I firmly believe in Gd and I firmly believe in the power of prayer. I truly believe that prayer can save lives and change things. I have seen it happen enough with my own two eyes. So, yes, I have seen miracles. Also, I have heard my friends speak of the miracles brought on by prayer.
Connecting to my two previous posts on depression and suicide, I wish to speak briefly on a miracle connected here. About ten years ago, I tried to take my life, twice. The first time I tried to suffocate myself. I freaked. I fought bitterly clawing at the restricting piece of cord tied tightly around my throat. I sent a prayer up and somehow I managed to get myself free before I could black out. This happened under the two-minute mark, but felt like an eternity.
The second time, I took enough painkillers to kill a person. At the time due to migraines, constantly being sick and under stress, I was addicted to them. So, wanting to be permanently out of pain, I downed a bottle. I woke up in a haze. I knew I shouldn’t have. The only thing I remember is one distinct word that I heard in the darkness. It was an emphatic “NO”. I woke up feeling really sick, and then fell into a dreamless sleep. I wasn’t meant to die either time. It is a miracle I am alive and each day despite the evil that often plagues it is a blessing, simply because I am alive.
Even when there seems to be no hope, there is plenty of it. Often times it just takes a prayer to open a door or a window.
Moving on, that was not what I wished to focus on. Recently, I broke up with my boyfriend. I was having difficulty being in a relationship because of my depression. I needed to be free to fix myself. It hurt to leave a man I loved so dearly, but knew that I could not devote myself completely too. I wanted to lose the boyfriend, but keep my best friend, which at the time of the break up didn’t seem to be possible. However, I prayed. I prayed a lot for him to find peace and understanding. I also prayed that he would remain my friend, because despite my inability to be a good girlfriend or a committed girlfriend, I could be a committed friend.
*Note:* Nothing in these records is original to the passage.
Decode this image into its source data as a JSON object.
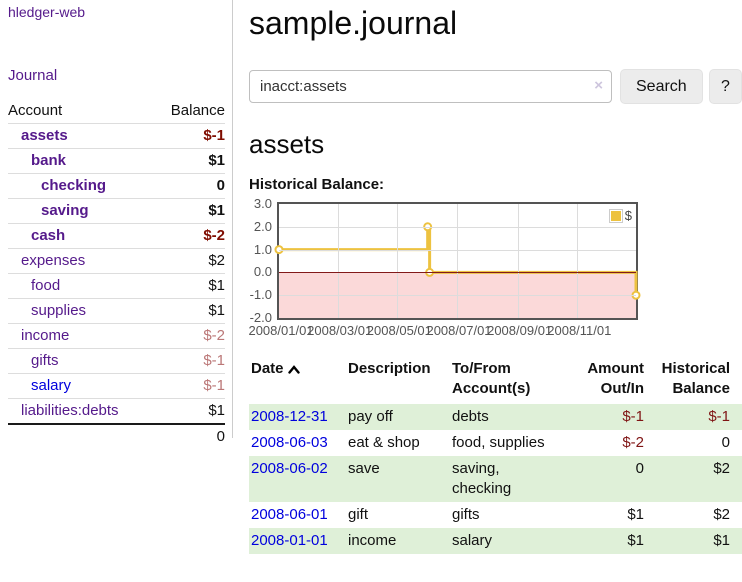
{
  "colors": {
    "link_blue": "#0000dd",
    "link_purple": "#551a8b",
    "negative_strong": "#7f0c00",
    "negative_dim": "#bb7777",
    "register_negative": "#7f1414",
    "row_stripe_green": "#dff0d8",
    "chart_line": "#edc240",
    "chart_zero_line": "#821a1a",
    "chart_negative_fill": "#fbd9d9",
    "chart_grid": "#dcdcdc",
    "chart_border": "#545454",
    "chart_text": "#545454",
    "button_bg": "#ececec",
    "divider": "#cccccc"
  },
  "sidebar": {
    "app_title": "hledger-web",
    "journal_link": "Journal",
    "accounts_table": {
      "headers": [
        "Account",
        "Balance"
      ],
      "rows": [
        {
          "account": "assets",
          "balance": "$-1",
          "depth": 1,
          "matched": true,
          "visited": true
        },
        {
          "account": "bank",
          "balance": "$1",
          "depth": 2,
          "matched": true,
          "visited": true
        },
        {
          "account": "checking",
          "balance": "0",
          "depth": 3,
          "matched": true,
          "visited": true
        },
        {
          "account": "saving",
          "balance": "$1",
          "depth": 3,
          "matched": true,
          "visited": true
        },
        {
          "account": "cash",
          "balance": "$-2",
          "depth": 2,
          "matched": true,
          "visited": true
        },
        {
          "account": "expenses",
          "balance": "$2",
          "depth": 1,
          "matched": false,
          "visited": true
        },
        {
          "account": "food",
          "balance": "$1",
          "depth": 2,
          "matched": false,
          "visited": true
        },
        {
          "account": "supplies",
          "balance": "$1",
          "depth": 2,
          "matched": false,
          "visited": true
        },
        {
          "account": "income",
          "balance": "$-2",
          "depth": 1,
          "matched": false,
          "visited": true
        },
        {
          "account": "gifts",
          "balance": "$-1",
          "depth": 2,
          "matched": false,
          "visited": true
        },
        {
          "account": "salary",
          "balance": "$-1",
          "depth": 2,
          "matched": false,
          "visited": false
        },
        {
          "account": "liabilities:debts",
          "balance": "$1",
          "depth": 1,
          "matched": false,
          "visited": true
        }
      ],
      "total": "0"
    }
  },
  "header": {
    "title": "sample.journal"
  },
  "search": {
    "value": "inacct:assets",
    "clear_icon": "×",
    "button_label": "Search",
    "help_label": "?"
  },
  "account_page": {
    "heading": "assets",
    "chart_label": "Historical Balance:"
  },
  "chart_data": {
    "type": "line",
    "title": "Historical Balance",
    "legend_label": "$",
    "legend_position": "top-right",
    "grid": true,
    "step": true,
    "ylim": [
      -2,
      3
    ],
    "xlim_days": [
      0,
      365
    ],
    "y_ticks": [
      "3.0",
      "2.0",
      "1.0",
      "0.0",
      "-1.0",
      "-2.0"
    ],
    "x_ticks": [
      {
        "label": "2008/01/01",
        "day": 0
      },
      {
        "label": "2008/03/01",
        "day": 60
      },
      {
        "label": "2008/05/01",
        "day": 121
      },
      {
        "label": "2008/07/01",
        "day": 182
      },
      {
        "label": "2008/09/01",
        "day": 244
      },
      {
        "label": "2008/11/01",
        "day": 305
      }
    ],
    "series": [
      {
        "name": "$",
        "points": [
          {
            "date": "2008-01-01",
            "day": 0,
            "value": 1
          },
          {
            "date": "2008-06-01",
            "day": 152,
            "value": 2
          },
          {
            "date": "2008-06-03",
            "day": 154,
            "value": 0
          },
          {
            "date": "2008-12-31",
            "day": 365,
            "value": -1
          }
        ]
      }
    ],
    "negative_region": true
  },
  "register_table": {
    "headers": [
      {
        "lines": [
          "Date"
        ],
        "sort": "asc",
        "align": "left"
      },
      {
        "lines": [
          "Description"
        ],
        "align": "left"
      },
      {
        "lines": [
          "To/From",
          "Account(s)"
        ],
        "align": "left"
      },
      {
        "lines": [
          "Amount",
          "Out/In"
        ],
        "align": "right"
      },
      {
        "lines": [
          "Historical",
          "Balance"
        ],
        "align": "right"
      }
    ],
    "rows": [
      {
        "date": "2008-12-31",
        "description": "pay off",
        "accounts": "debts",
        "amount": "$-1",
        "balance": "$-1"
      },
      {
        "date": "2008-06-03",
        "description": "eat & shop",
        "accounts": "food, supplies",
        "amount": "$-2",
        "balance": "0"
      },
      {
        "date": "2008-06-02",
        "description": "save",
        "accounts": "saving, checking",
        "amount": "0",
        "balance": "$2"
      },
      {
        "date": "2008-06-01",
        "description": "gift",
        "accounts": "gifts",
        "amount": "$1",
        "balance": "$2"
      },
      {
        "date": "2008-01-01",
        "description": "income",
        "accounts": "salary",
        "amount": "$1",
        "balance": "$1"
      }
    ]
  }
}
My friendships cannot be shattered, or I should say, it takes an act of Gd to do so. Once a person is my friend they remain that way, at least in my heart. I have little control over another’s heart in such a manner.
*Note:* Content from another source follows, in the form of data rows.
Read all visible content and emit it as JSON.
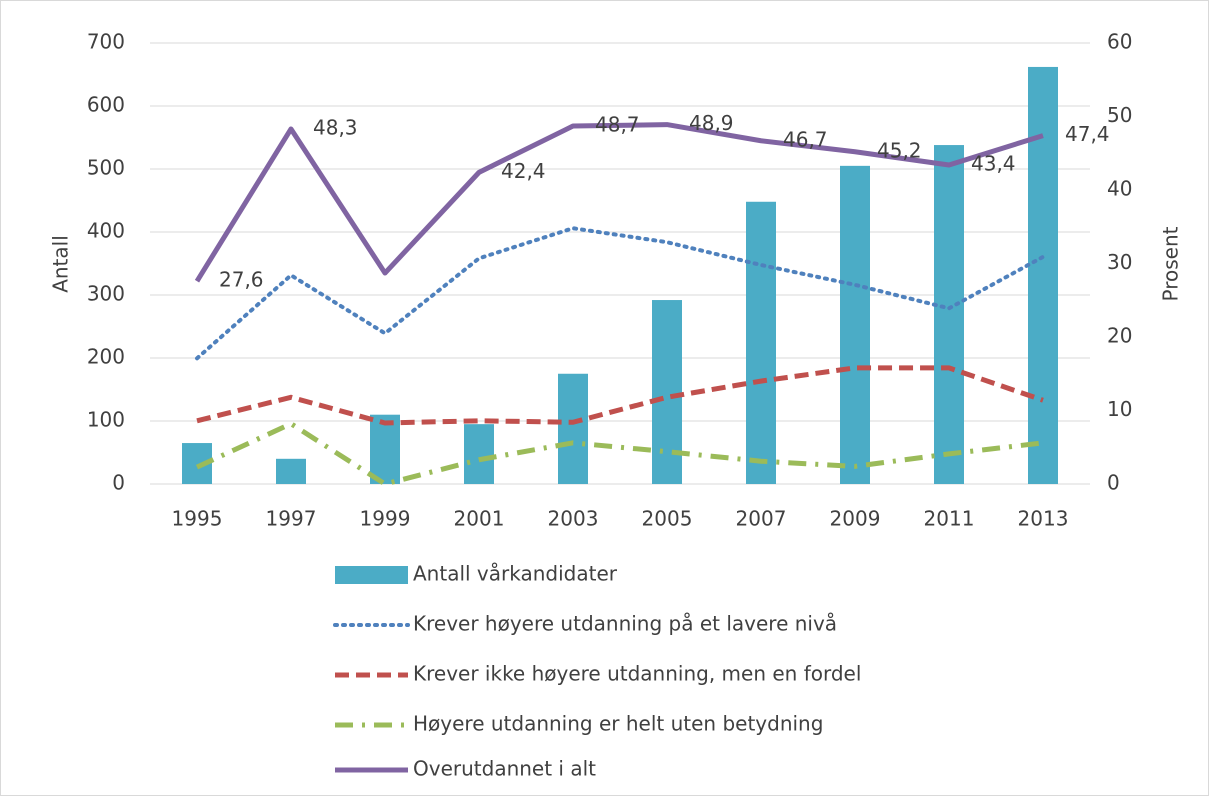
{
  "chart_data": {
    "type": "combo",
    "categories": [
      "1995",
      "1997",
      "1999",
      "2001",
      "2003",
      "2005",
      "2007",
      "2009",
      "2011",
      "2013"
    ],
    "ylabel": "Antall",
    "y2label": "Prosent",
    "ylim": [
      0,
      700
    ],
    "yticks": [
      0,
      100,
      200,
      300,
      400,
      500,
      600,
      700
    ],
    "y2lim": [
      0,
      60
    ],
    "y2ticks": [
      0,
      10,
      20,
      30,
      40,
      50,
      60
    ],
    "grid": true,
    "legend": "bottom",
    "series": [
      {
        "name": "Antall vårkandidater",
        "type": "bar",
        "color": "#4bacc6",
        "values": [
          65,
          40,
          110,
          95,
          175,
          292,
          448,
          505,
          538,
          662
        ]
      },
      {
        "name": "Krever høyere utdanning på et lavere nivå",
        "type": "line",
        "axis": "y2",
        "line_style": "dotted",
        "color": "#4f81bd",
        "values": [
          17.1,
          28.4,
          20.5,
          30.7,
          34.8,
          32.9,
          29.8,
          27.1,
          23.9,
          30.9
        ]
      },
      {
        "name": "Krever ikke høyere utdanning, men en fordel",
        "type": "line",
        "axis": "y2",
        "line_style": "dashed",
        "color": "#c0504d",
        "values": [
          8.6,
          11.8,
          8.3,
          8.6,
          8.4,
          11.8,
          14,
          15.8,
          15.8,
          11.4
        ]
      },
      {
        "name": "Høyere utdanning er helt uten  betydning",
        "type": "line",
        "axis": "y2",
        "line_style": "dashdot",
        "color": "#9bbb59",
        "values": [
          2.3,
          8.2,
          0,
          3.3,
          5.6,
          4.4,
          3.1,
          2.4,
          4.1,
          5.6
        ]
      },
      {
        "name": "Overutdannet i alt",
        "type": "line",
        "axis": "y2",
        "line_style": "solid",
        "color": "#8064a2",
        "values": [
          27.6,
          48.3,
          28.7,
          42.4,
          48.7,
          48.9,
          46.7,
          45.2,
          43.4,
          47.4
        ],
        "value_labels": [
          "27,6",
          "48,3",
          null,
          "42,4",
          "48,7",
          "48,9",
          "46,7",
          "45,2",
          "43,4",
          "47,4"
        ]
      }
    ]
  }
}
I did not want to lose my friend, nor did I want him to be in pain. There was nothing but prayer that I could do about it. That is what I did. I prayed. Then, after shabbos, I get the message that he wanted to be my friend after all. I sent a prayer of thanks up to Gd.
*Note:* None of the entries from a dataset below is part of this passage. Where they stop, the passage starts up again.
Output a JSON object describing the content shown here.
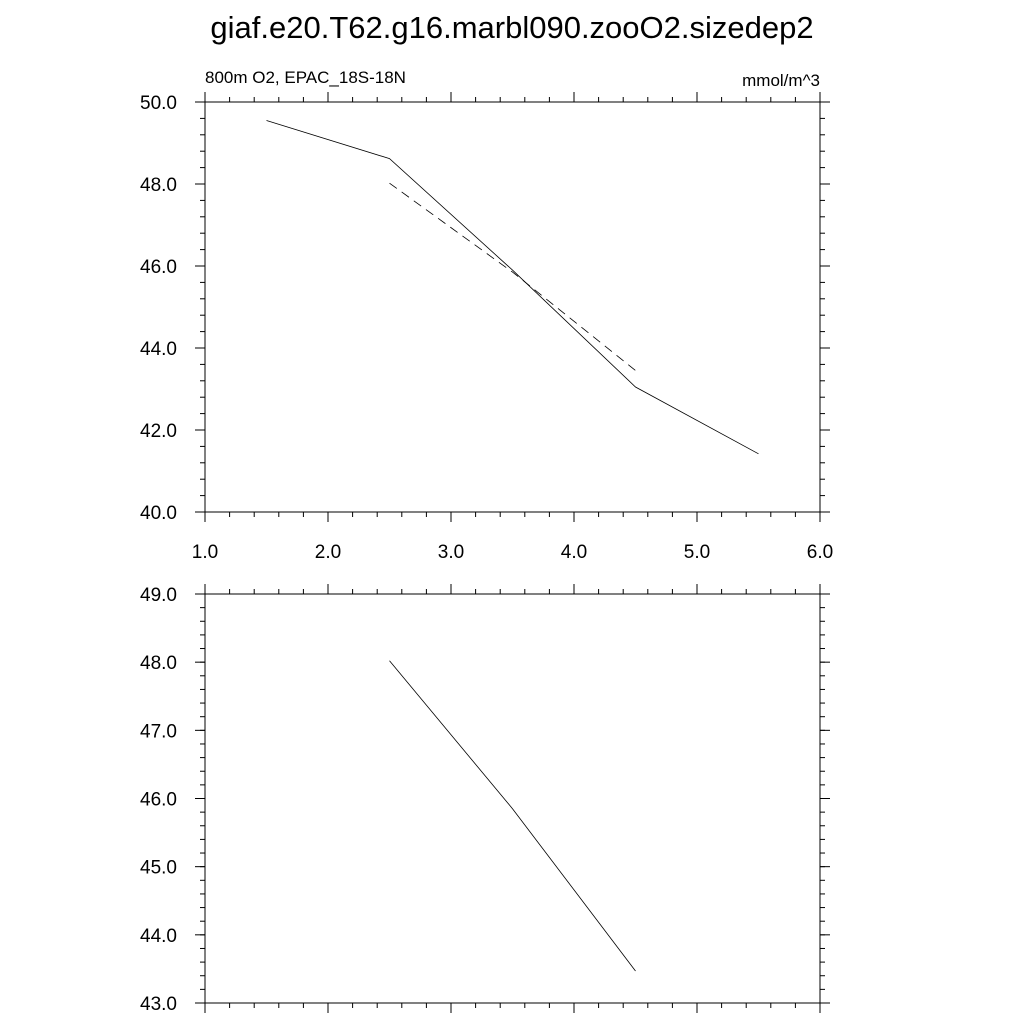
{
  "title": "giaf.e20.T62.g16.marbl090.zooO2.sizedep2",
  "chart_data": [
    {
      "type": "line",
      "left_label": "800m O2, EPAC_18S-18N",
      "right_label": "mmol/m^3",
      "xlim": [
        1.0,
        6.0
      ],
      "ylim": [
        40.0,
        50.0
      ],
      "xticks": [
        1.0,
        2.0,
        3.0,
        4.0,
        5.0,
        6.0
      ],
      "yticks": [
        40.0,
        42.0,
        44.0,
        46.0,
        48.0,
        50.0
      ],
      "xtick_labels": [
        "1.0",
        "2.0",
        "3.0",
        "4.0",
        "5.0",
        "6.0"
      ],
      "ytick_labels": [
        "40.0",
        "42.0",
        "44.0",
        "46.0",
        "48.0",
        "50.0"
      ],
      "x_minor_step": 0.2,
      "y_minor_step": 0.4,
      "series": [
        {
          "style": "solid",
          "x": [
            1.5,
            2.5,
            3.5,
            4.5,
            5.5
          ],
          "y": [
            49.55,
            48.62,
            45.9,
            43.05,
            41.42
          ]
        },
        {
          "style": "dashed",
          "x": [
            2.5,
            3.5,
            4.5
          ],
          "y": [
            48.02,
            45.85,
            43.45
          ]
        }
      ]
    },
    {
      "type": "line",
      "xlim": [
        1.0,
        6.0
      ],
      "ylim": [
        43.0,
        49.0
      ],
      "xticks": [
        1.0,
        2.0,
        3.0,
        4.0,
        5.0,
        6.0
      ],
      "yticks": [
        43.0,
        44.0,
        45.0,
        46.0,
        47.0,
        48.0,
        49.0
      ],
      "ytick_labels": [
        "43.0",
        "44.0",
        "45.0",
        "46.0",
        "47.0",
        "48.0",
        "49.0"
      ],
      "x_minor_step": 0.2,
      "y_minor_step": 0.2,
      "series": [
        {
          "style": "solid",
          "x": [
            2.5,
            3.5,
            4.5
          ],
          "y": [
            48.02,
            45.85,
            43.47
          ]
        }
      ]
    }
  ]
}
A couple days later, I received an e-mail. I debated whether I was ready to read it or not. I initially decided that, I did not want to read it. Then about ten minutes later, I just opened it. I felt compelled. I am very glad I read it because he needed me to read it and respond. I respond with a rather long e-mail, nowhere near my longest e-mail lengths, but long enough. In addition to sending the e-mail, I notified him through aim that I replied to his e-mail. I did not want something to hang a couple days when it was clear to me that he needed to hear or read my words, not be given a message through a friend. After writing that e-mail we talked through. It made me happy to be able to talk to him and hear his words from him. We agreed on being friends and somehow shook online.
Now, I cannot attest to how much of the break-up resolution could be accounted for because of prayer. Both my ex-boyfriend and I tend to keep daily prayers with Gd. I cannot speak for him, but it seems to me that he would turn to Gd when things are not going well for guidance or relief. I want to say that prayer and mindfulness of Gd had a great deal to do with how things turned out.